Aleko Goulandris is my oldest and closest friend. We met in the summer of 1945, at the Semiramis hotel in a northern Athenian resort. The Allied bombing and the ensuing communist uprising of 1944 had not been kind to ritzy houses, nor to glitzy hotels. The Semiramis was the only one still operating during the hot months of July and August. Aleko and his twin brother Leonidas befriended me, aged nine, and, as they say, it was the start of a beautiful friendship.
The boys were shipping heirs and had become heroes of sorts because during the previous winter, when the battle for Athens was raging, they had answered the call to hold the line against the reds who had come down from the mountains and tried to take over through force of arms. The Goulandris clan is a very large one, and most of them did their duty during the war. My father was down near the Acropolis where the battle raged for days, and that is where Aleko and Leonidas went and presented themselves. A grizzly veteran told the 16-year-old twins to dig a trench, get inside it, and shoot at anyone who tried to cross after dark. The twins had a distinctive way of speaking, so when they saw a figure coming they yelled out ‘Ti Si’, which in Greek military lingo means ‘Who goes there?’ ‘What are you, Egyptians?’ came the answer from a regular army captain who had been out reconnoitering. The boys took it badly. It got worse the next night when their mother arrived with cakes and other goodies, and they endured the barbs of weary veterans who had been fighting for weeks on bread and water alone.
The next time I hooked up with them, I was 15 and we were all in Cannes for the summer of 1952. Aleko had a beautiful red sports car, an Allard, and a beautiful American girlfriend. With Nicky lying on the hood, Aleko won first prize for elegance in Europe’s most prestigious automobile show. His twin had a glamorous Hollywood actress, his older brother a beautiful sailing boat, and his sister had bought Eros, a great black schooner that is still sailing the seven seas. I only had a Vespa scooter, but the boys got me into all the nightclubs of the time — Maxim’s, in Juan-les-Pins, and Le Vieux Colombier, where Sidney Bechet played his lungs out every night. It was a magical summer and it was a nightmare having to go back to school. Covered with crabs, as it were.
Last week Aleko became $101 million richer when he sold ‘Chariot’, a Giacometti bronze of an elongated female and one of the rarest of sculptures. The Sotheby’s salesroom burst into applause, and as I speak to Aleko every day when I’m in Europe — at 10 a.m. exactly — I made sure I got up early and rang him. He had bought the work in 1972 and it was very expensive for the time. ‘You could buy a 5th Avenue penthouse for much less,’ was the way he put it. But unlike the philistine sharks that trade in art nowadays, Aleko has always bought art for art’s sake.
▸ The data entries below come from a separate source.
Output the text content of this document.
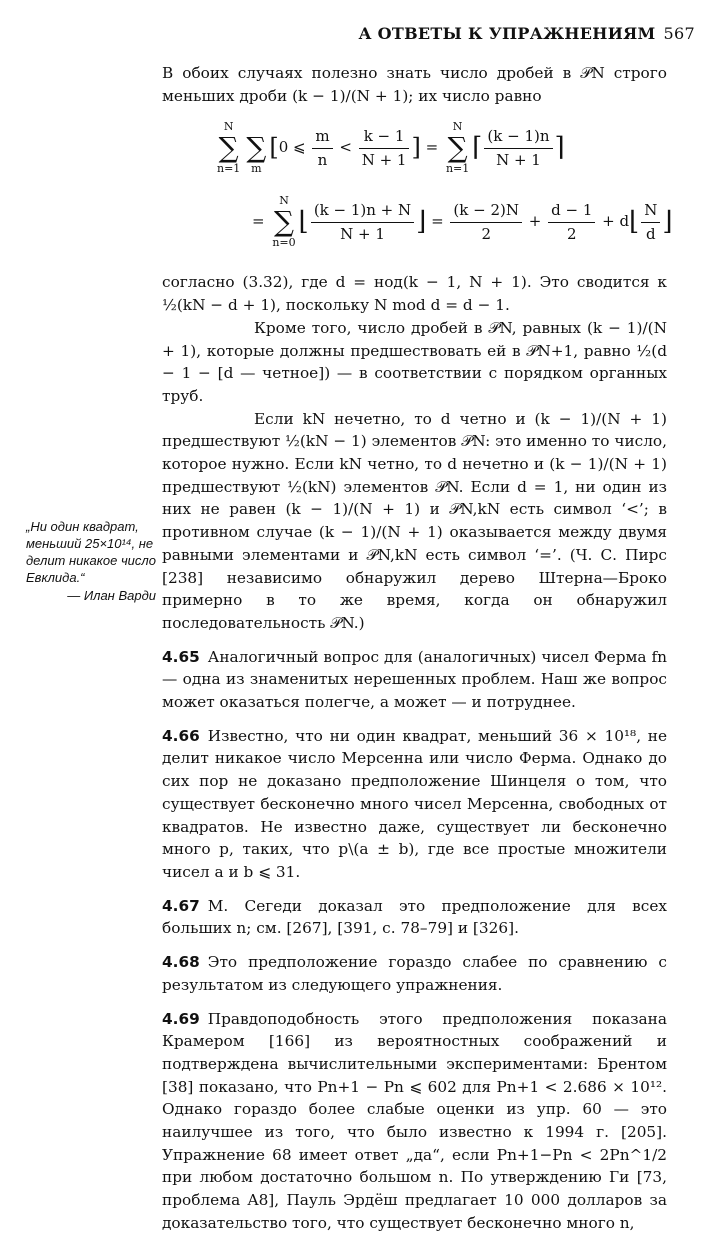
А ОТВЕТЫ К УПРАЖНЕНИЯМ 567
„Ни один квадрат, меньший 25×10¹⁴, не делит никакое число Евклида.“
— Илан Варди

В обоих случаях полезно знать число дробей в 𝒫N строго меньших дроби (k − 1)/(N + 1); их число равно

N
∑
n=1
∑
m[0 ⩽ $\frac{m}{n} < \frac{k - 1}{N + 1}$ ] = N
∑
n=1⌈ $\frac{(k - 1)n}{N + 1}$ ⌉
= N
∑
n=0⌊ $\frac{(k - 1)n + N}{N + 1}$ ⌋ = $\frac{(k - 2)N}{2} + \frac{d - 1}{2}$ + d⌊ $\frac{N}{d}$ ⌋

согласно (3.32), где d = нод(k − 1, N + 1). Это сводится к ½(kN − d + 1), поскольку N mod d = d − 1.

Кроме того, число дробей в 𝒫N, равных (k − 1)/(N + 1), которые должны предшествовать ей в 𝒫N+1, равно ½(d − 1 − [d — четное]) — в соответствии с порядком органных труб.

Если kN нечетно, то d четно и (k − 1)/(N + 1) предшествуют ½(kN − 1) элементов 𝒫N: это именно то число, которое нужно. Если kN четно, то d нечетно и (k − 1)/(N + 1) предшествуют ½(kN) элементов 𝒫N. Если d = 1, ни один из них не равен (k − 1)/(N + 1) и 𝒫N,kN есть символ ‘<’; в противном случае (k − 1)/(N + 1) оказывается между двумя равными элементами и 𝒫N,kN есть символ ‘=’. (Ч. С. Пирс [238] независимо обнаружил дерево Штерна—Броко примерно в то же время, когда он обнаружил последовательность 𝒫N.)

4.65 Аналогичный вопрос для (аналогичных) чисел Ферма fn — одна из знаменитых нерешенных проблем. Наш же вопрос может оказаться полегче, а может — и потруднее.

4.66 Известно, что ни один квадрат, меньший 36 × 10¹⁸, не делит никакое число Мерсенна или число Ферма. Однако до сих пор не доказано предположение Шинцеля о том, что существует бесконечно много чисел Мерсенна, свободных от квадратов. Не известно даже, существует ли бесконечно много p, таких, что p\(a ± b), где все простые множители чисел a и b ⩽ 31.

4.67 М. Сегеди доказал это предположение для всех больших n; см. [267], [391, с. 78–79] и [326].

4.68 Это предположение гораздо слабее по сравнению с результатом из следующего упражнения.

4.69 Правдоподобность этого предположения показана Крамером [166] из вероятностных соображений и подтверждена вычислительными экспериментами: Брентом [38] показано, что Pn+1 − Pn ⩽ 602 для Pn+1 < 2.686 × 10¹². Однако гораздо более слабые оценки из упр. 60 — это наилучшее из того, что было известно к 1994 г. [205]. Упражнение 68 имеет ответ „да“, если Pn+1−Pn < 2Pn^1/2 при любом достаточно большом n. По утверждению Ги [73, проблема A8], Пауль Эрдёш предлагает 10 000 долларов за доказательство того, что существует бесконечно много n,
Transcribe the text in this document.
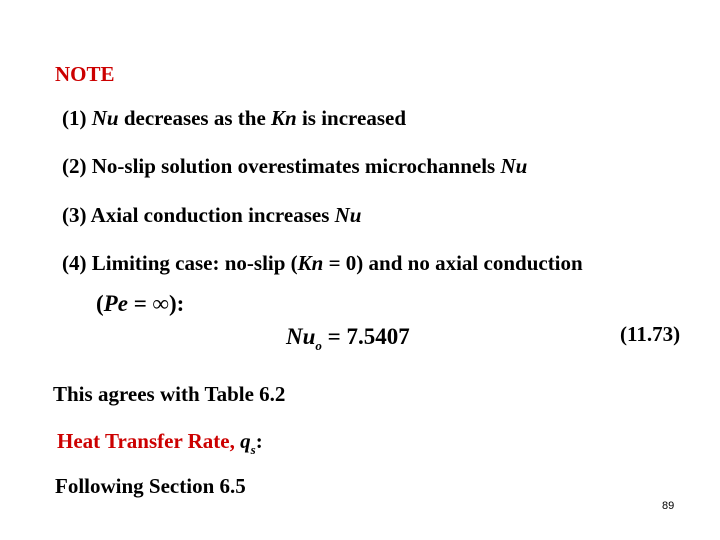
NOTE
(1) Nu decreases as the Kn is increased
(2) No-slip solution overestimates microchannels Nu
(3) Axial conduction increases Nu
(4) Limiting case: no-slip (Kn = 0) and no axial conduction
(Pe = ∞):
$Nu_o = 7.5407$	(11.73)
This agrees with Table 6.2
Heat Transfer Rate, $q_s$:
Following Section 6.5
89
He once sat in my house and spent ten minutes looking at a Nicolas de Staël of mine, a work he helped me buy in Paris through his connection with the artist’s daughter. His own collection is one of the best, and he’s been collecting since he was a young man. His brother and cousin taught me a lot about music and art, and he recently had the great Zubin Mehta conduct Mahler and Bruckner at a concert in Athens. The conductor’s wife, whom I knew as Nancy Kovack, a serious young actress, asked Aleko if he knew Leonidas Goulandris and Taki. ‘One is my twin brother, the other my best friend,’ answered Mr G. Then he teased Nancy by asking her if she had gone out with us. ‘No,’ came the answer. ‘Leonidas was into Buddhism and Taki was much too wild for my taste.’
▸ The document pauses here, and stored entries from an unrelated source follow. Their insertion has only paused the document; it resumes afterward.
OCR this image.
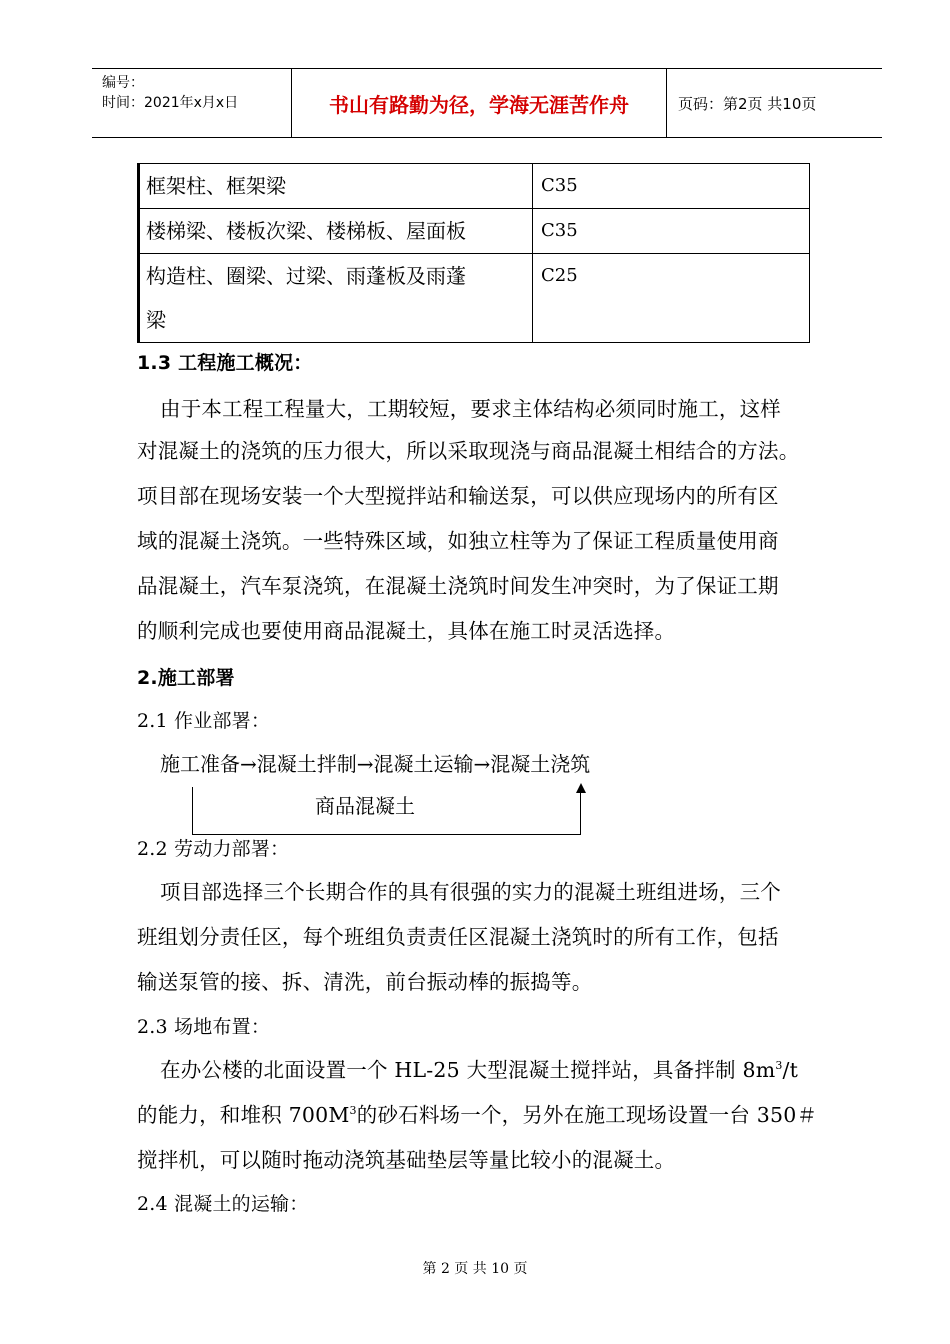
编号：
时间：2021年x月x日	书山有路勤为径，学海无涯苦作舟	页码：第2页 共10页
框架柱、框架梁	C35
楼梯梁、楼板次梁、楼梯板、屋面板	C35

构造柱、圈梁、过梁、雨蓬板及雨蓬
梁	C25
1.3 工程施工概况：
由于本工程工程量大，工期较短，要求主体结构必须同时施工，这样
对混凝土的浇筑的压力很大，所以采取现浇与商品混凝土相结合的方法。
项目部在现场安装一个大型搅拌站和输送泵，可以供应现场内的所有区
域的混凝土浇筑。一些特殊区域，如独立柱等为了保证工程质量使用商
品混凝土，汽车泵浇筑，在混凝土浇筑时间发生冲突时，为了保证工期
的顺利完成也要使用商品混凝土，具体在施工时灵活选择。
2.施工部署
2.1 作业部署：
施工准备→混凝土拌制→混凝土运输→混凝土浇筑
商品混凝土
2.2 劳动力部署：
项目部选择三个长期合作的具有很强的实力的混凝土班组进场，三个
班组划分责任区，每个班组负责责任区混凝土浇筑时的所有工作，包括
输送泵管的接、拆、清洗，前台振动棒的振捣等。
2.3 场地布置：
在办公楼的北面设置一个 HL-25 大型混凝土搅拌站，具备拌制 $8m^3/t$
的能力，和堆积 $700M^3$的砂石料场一个，另外在施工现场设置一台 350＃
搅拌机，可以随时拖动浇筑基础垫层等量比较小的混凝土。
2.4 混凝土的运输：
第 2 页 共 10 页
Now that the years are passing as quickly as they do, I think a lot about old friendships and stuff like that. Aleko has had great tragedy in his life, losing a daughter to a brain aneurysm and a grandson, but he and his wife Marietta have never complained, ever, as far as I know. He is no longer very mobile but we have regular lunches in Gstaad and in Greece where we drink and reminisce about old beauties and the fun we had behaving badly. His boat is anchored off his private port in the Peloponnese. He sees me sailing in from afar and gets on the telephone and we tell jokes about other good friends. He possesses an eidetic memory and describes old Athens with passion and elegance. There are Pinteresque silences only when he is asked direct questions about his person, which is the way it should be.
The Giacometti work was sold to Wall Street hedgie Steve Cohen. I sat next to ‘Chariot’ for 40 years, every 5 March, which is Aleko’s birthday. It is a very good day, 5 March is: Aleko was born and Stalin died.